"They're a chance," she whispered. "Morgan's sure."

With daylight they saw four flyers patrolling instead of the usual one. At their backs colossal blackish-gray, deeply rugose tree trunks eighty feet in diameter rose up and up without a branch for many hundreds of feet. Then branches jutted out enormously and the colorful cascade of forest-top epiphytes came down the side and hung over their heads a thousand feet above.

Pia opened the food basket and they ate, seated on a bank. She wore her brown dress, her finest, he had learned, and she had new red shoes. She was quiet, as if tranced.

Cole remembered the picnic on the forest top, the secret island of beauty and innocence, and his heart stirred. He saw that the food basket was the same one. He did not tell her his thoughts.

They talked of trivial things or were silent for long periods. He held her hand. Once she roused herself to say, "Tomorrow, about this time, Uncle Garth will come looking for us." Shortly after, she gasped and caught his arm, pointing.

He peered, finally made a gestalt of broken outlines through the shrubbery. It was a stomper, swinging its head nervously.

"It smells us," she whispered. "Oh Flinter, forgive me darling.
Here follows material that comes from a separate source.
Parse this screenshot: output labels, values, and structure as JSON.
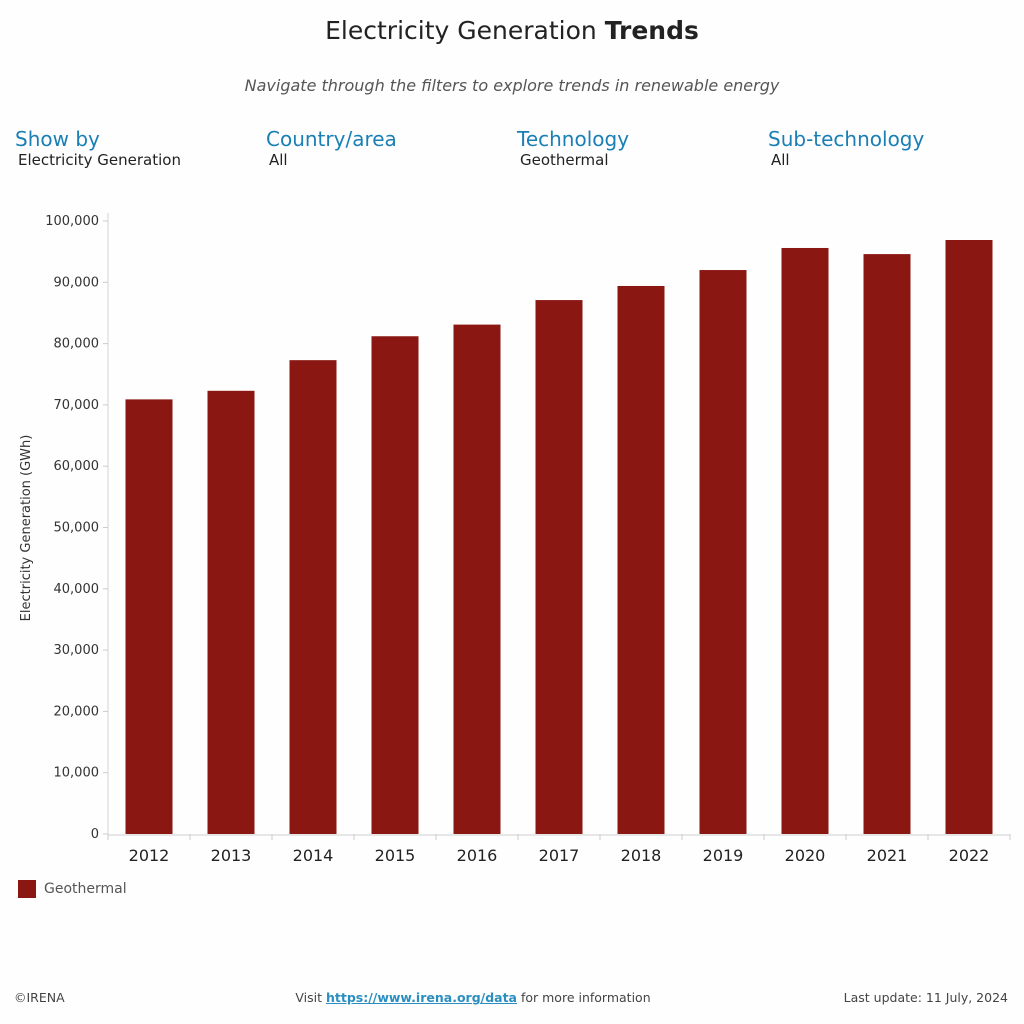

Take off your clothes, quickly!"

She undressed rapidly and hid her clothes. Cole undressed too, fear prickling his skin, remembering what Bidgrass had told him. The stomper moved nearer in a crackle of brush and stopped again.

Man and girl knelt trembling under a fan of red-orange fungus. The girl broke off a piece and motioned the man to do the same.

"When it comes, pretend to eat," she breathed, almost inaudibly. "Don't look up and don't say a word. Morwenna be with us now."